Ron Gilbert, Schöpfer von Spielen wie "Monkey Island" oder "The Cave" hat in einem Blogeintrag einen sehr genauen Einblick in die Budgetierung seines neuen Indie-Games "Thimbleweed Park" gegeben. Mit seinen ausführlichen Erklärungen aller Kostenpunkte gibt Gilbert nicht nur aufstrebenden Entwicklern eine kostenlose Nachhilfestunde, sondern lässt auch auf verständliche Weise interessierte Spieler nachvollziehen, wieso die Herstellung eines Games so viel kostet.

Jeder Dollar zählt

Das Point&Click-Adventure "Thimbleweed Park" wurde mit insgesamt 626.250 Dollar via Kickstarter finanziert. Eine große Summe, die laut Gilbert allerdings mit sehr viel Bedacht eingesetzt werden müsse.

"500.000 Dollar auf deinem Konto zu sehen, kann dich überheblich werden lassen. Es wirkt wie eine endlose Geldvorrat und mehr Geld als die meisten Menschen (inklusive mir) jemals auf ihrem Konto haben werden", so der Entwickler. "Doch behandle diese 500.000 Dollar wie 5.000 Dollar oder sogar 500 Dollar. Jeder Dollar zählt."

credit: ron gilbert

Besser keine Gratisarbeit

Gilbert erklärt, wieso es wichtig ist, alle Kostenpunkte von vornherein zu berechnen, und die gesamte Entwicklungszeit zur berücksichtigen. Auch warnt er davor, kostenlose Arbeit von Leuten anzunehmen.

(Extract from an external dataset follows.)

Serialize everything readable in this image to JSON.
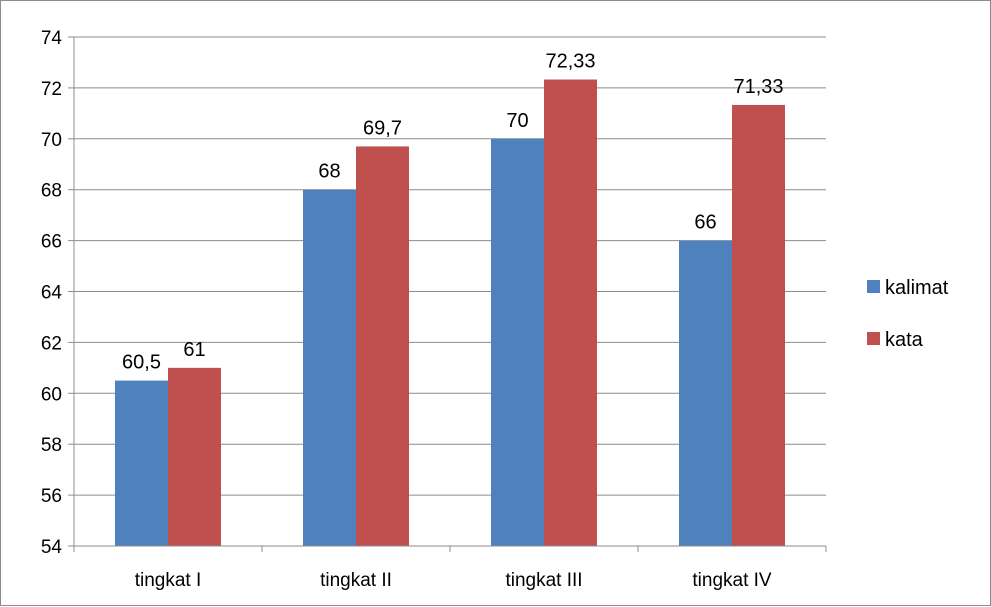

"Wenn dir das Geld ausgeht, werden die Mitarbeiter nicht mehr bezahlt. In der realen Welt hören sie dann auf zu arbeiten", schreibt der Entwickler. Als Projektleiter zahle er sich selbst nur ein kleines Gehalt aus, doch es müsse ausreichen, um die Miete zu bezahlen. "Auch alle anderen arbeiten für weniger, als sie woanders bekommen könnten, aber ich denke, es ist wichtig, Leute zu bezahlen. Meiner Erfahrung nach funktioniert Gratisarbeit nicht und für gewöhnlich geht das schlecht aus oder 'man bekommt, wofür man zahlt'. Die Realität ist, wenn jemand gratis für dich Arbeitet, bist du niemals deren oberste Priorität. Sie sagen vielleicht, dass du es bist, sie wollen es vielleicht sogar, aber nur sehr selten bist due es dann auch und schlussendlich muss du dich dann mit verpassten Deadlines und schlampiger Arbeit herumschlagen."

Tester, Tester, Tester

Weiters betont Gilbert die Wichtigkeit von Testern. Das sei ein sehr harter, aber notwendiger Job, um Spielmechaniken zu überprüfen und Designprobleme festzustellen. Hier zu sparen, könne sehr teure Patches und schlechte Spielwertungen nach sich ziehen.

Musik wiederum würde für gewöhnlich nach fertiggestellter Minute berechnet. Honorare von 1.000 Dollar pro Minute seien nicht unüblich, doch es lohne sich hier zu investieren, da sehr viel Ausprobieren, Revisionen und Abmischung hinter jedem Track stehen. Dies alles selber zu tun, könne Wochen in Anspruch nehmen.

Marketing und Anwälte

Letztendlich seien Nachwuchsentwickler auch gut damit beraten, einzelne Posten lieber etwas zu hoch zu budgetieren und von Beginn an Kosten für Reisen, Messen und Präsentationen mit herein zu nehmen. Sollte man am Schluss über Plan liegen, könne man diese Posten nutzen, um Ressourcen umzuleiten. Nicht zu vergessen seien zudem Kosten für Anwälte, doch sofern man nicht verklagt wird, handele es sich hier um gut überschaubare Ausgaben.

"So werden Spiele gemacht. Sie brauchen Zeit, kosten Geld und es ist ein sehr chaotischer Prozess." (zw, 9.9.2015)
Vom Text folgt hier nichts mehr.